By Dan Eggen
Washington Post Staff Writer
Friday, January 5, 2007
President Bush signed a little-noticed statement last month asserting the authority to open U.S. mail without judicial warrants in emergencies or foreign intelligence cases, prompting warnings yesterday from Democrats and privacy advocates that the administration is attempting to circumvent legal restrictions on its powers.
A "signing statement" attached to a postal reform bill on Dec. 20 says the Bush administration "shall construe" a section of that law to allow the opening of sealed mail to protect life, guard against hazardous materials or conduct "physical searches specifically authorized by law for foreign intelligence collection."
White House and U.S. Postal Service officials said the statement was not intended to expand the powers of the executive branch but merely to clarify existing ones for extreme cases.
"This is not a change in law, this is not new, it is not . . . a sweeping new power by the president," spokesman Tony Snow told reporters. "It is, in fact, merely a statement of present law and present authorities granted to the president of the United States."
But some civil liberties and national-security law experts said the statement's language is unduly vague and appears to go beyond long-recognized limits on the ability of the government to open letters and other U.S. mail without approval from a judge.

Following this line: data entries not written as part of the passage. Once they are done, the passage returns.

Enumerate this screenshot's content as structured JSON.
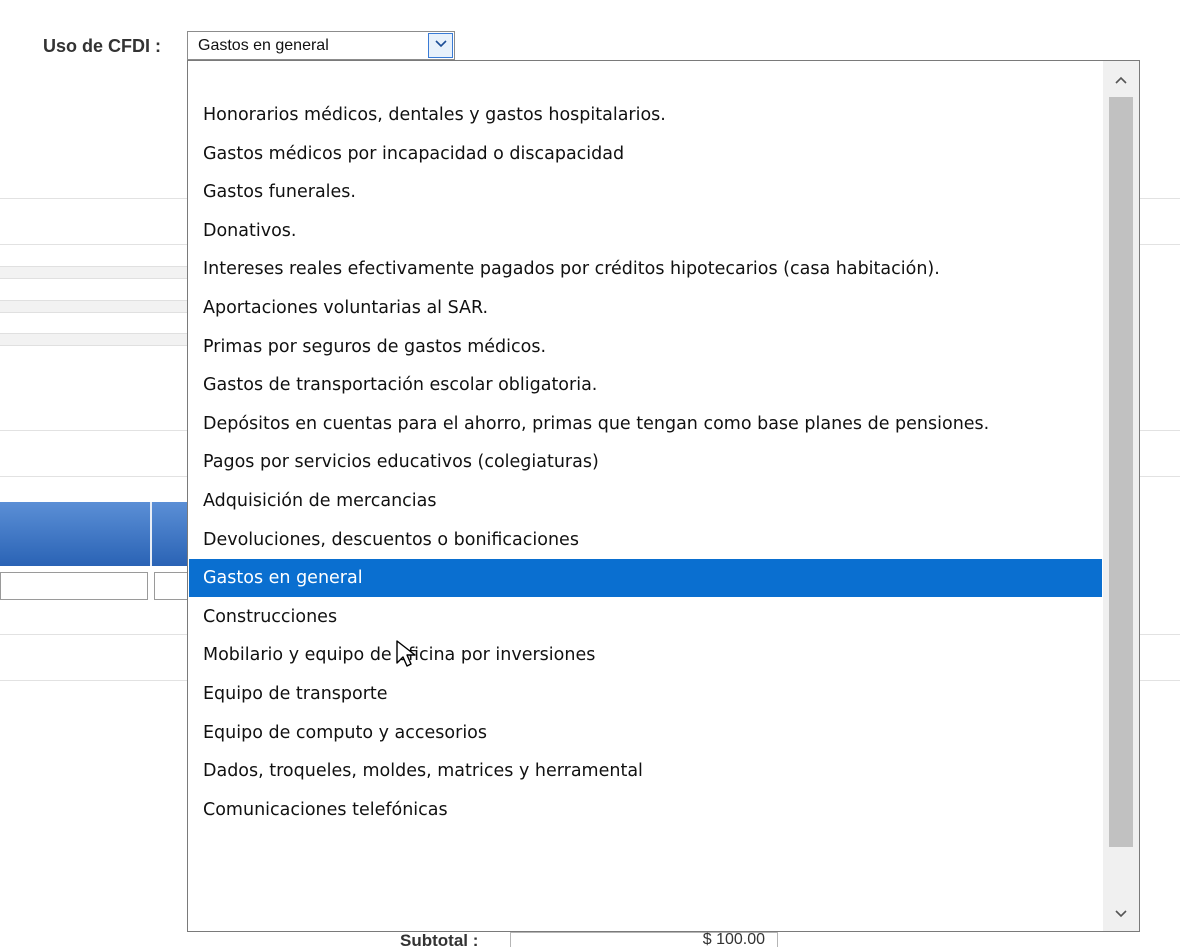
{
  "form": {
    "cfdi_label": "Uso de CFDI :",
    "cfdi_selected_value": "Gastos en general",
    "subtotal_label": "Subtotal :",
    "subtotal_value": "$ 100.00"
  },
  "dropdown": {
    "selected_index": 13,
    "options": [
      "",
      "Honorarios médicos, dentales y gastos hospitalarios.",
      "Gastos médicos por incapacidad o discapacidad",
      "Gastos funerales.",
      "Donativos.",
      "Intereses reales efectivamente pagados por créditos hipotecarios (casa habitación).",
      "Aportaciones voluntarias al SAR.",
      "Primas por seguros de gastos médicos.",
      "Gastos de transportación escolar obligatoria.",
      "Depósitos en cuentas para el ahorro, primas que tengan como base planes de pensiones.",
      "Pagos por servicios educativos (colegiaturas)",
      "Adquisición de mercancias",
      "Devoluciones, descuentos o bonificaciones",
      "Gastos en general",
      "Construcciones",
      "Mobilario y equipo de oficina por inversiones",
      "Equipo de transporte",
      "Equipo de computo y accesorios",
      "Dados, troqueles, moldes, matrices y herramental",
      "Comunicaciones telefónicas"
    ]
  },
  "icons": {
    "select_arrow": "chevron-down-icon",
    "scroll_up": "chevron-up-icon",
    "scroll_down": "chevron-down-icon",
    "cursor": "mouse-pointer-icon"
  },
  "colors": {
    "selected_bg": "#0a6fd0",
    "header_blue": "#2a63b5"
  }
}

Kate Martin, director of the Center for National Security Studies in Washington, said the government has long been able to legally open mail believed to contain a bomb or other imminent threat. But authorities are generally required to seek a warrant from a criminal or special intelligence court in other cases, Martin and other experts said.
"The administration is playing games about warrants," Martin said. "If they are not claiming new powers, then why did they need to issue a signing statement?"
Administration critics said they were particularly confused because the relevant portion of the postal reform legislation -- which prohibits opening mail without warrants in most circumstances -- remains unchanged.
A White House official, who was not authorized to speak on the record, said the signing statement, first revealed by the New York Daily News, was intended only to make clear that the new law would not limit the ability of the president or attorney general to open mail under emergency provisions of the 1978 Foreign Intelligence Surveillance Act, which governs spying in the United States. That law allows authorities to conduct searches and surveillance without warrants in emergency situations, although they must apply for a warrant later.
"The point was that because Congress was passing this anew, the concern was that there would be some confusion," the official said. "The law that's been around since 1978 still allows you to conduct warrantless physical searches under some circumstances, and nothing changes that authority."
The debate over the signing statement comes after disclosures over the past year that Bush authorized a program that allows the National Security Agency to monitor telephone and e-mail communications between the United States and other countrieswithout court oversight. The administration has strongly defended the legality of the NSA spying program, arguing that Congress authorized it as part of the war on al-Qaeda and, even if it had not, that the president has the power to order such surveillance.
In addition to searching for a bomb or other hazardous device, postal officials are legally allowed to open letters that cannot be delivered as addressed, but only to find a correct destination for the parcel. The FBI and other law enforcement agencies are also allowed to obtain authority from postal inspectors to track mail without opening it.
The latest statement caused a small ruckus on Capitol Hill yesterday just as Democrats were taking control of Congress. Charles E. Schumer (D-N.Y.), a member of the Senate Judiciary Committee, called the statement a "last-minute, irregular and unauthorized reinterpretation of a duly passed law."
Sharp limits have been placed on the government's power to open mail since the 1970s, when a congressional committee investigating abuses found that, for three decades, the CIA and FBI had illegally opened hundreds of thousands of pieces of U.S. mail. Among the targets were "large numbers of American dissidents, including those who challenged the condition of racial minorities and those who opposed the war in Vietnam," according to a report by the Senate panel, known as the Church committee. Also surveilled was "the mail of Senators, Congressmen, journalists, businessmen, and even a Presidential candidate," the report said.
During his tenure, Bush has made plentiful use of signing statements, which are issued along with a president's signature on legislation. Although previous presidents used them as guidance for the executive branch, Bush has offered revised interpretations of laws on constitutional or national security grounds in some of his statements.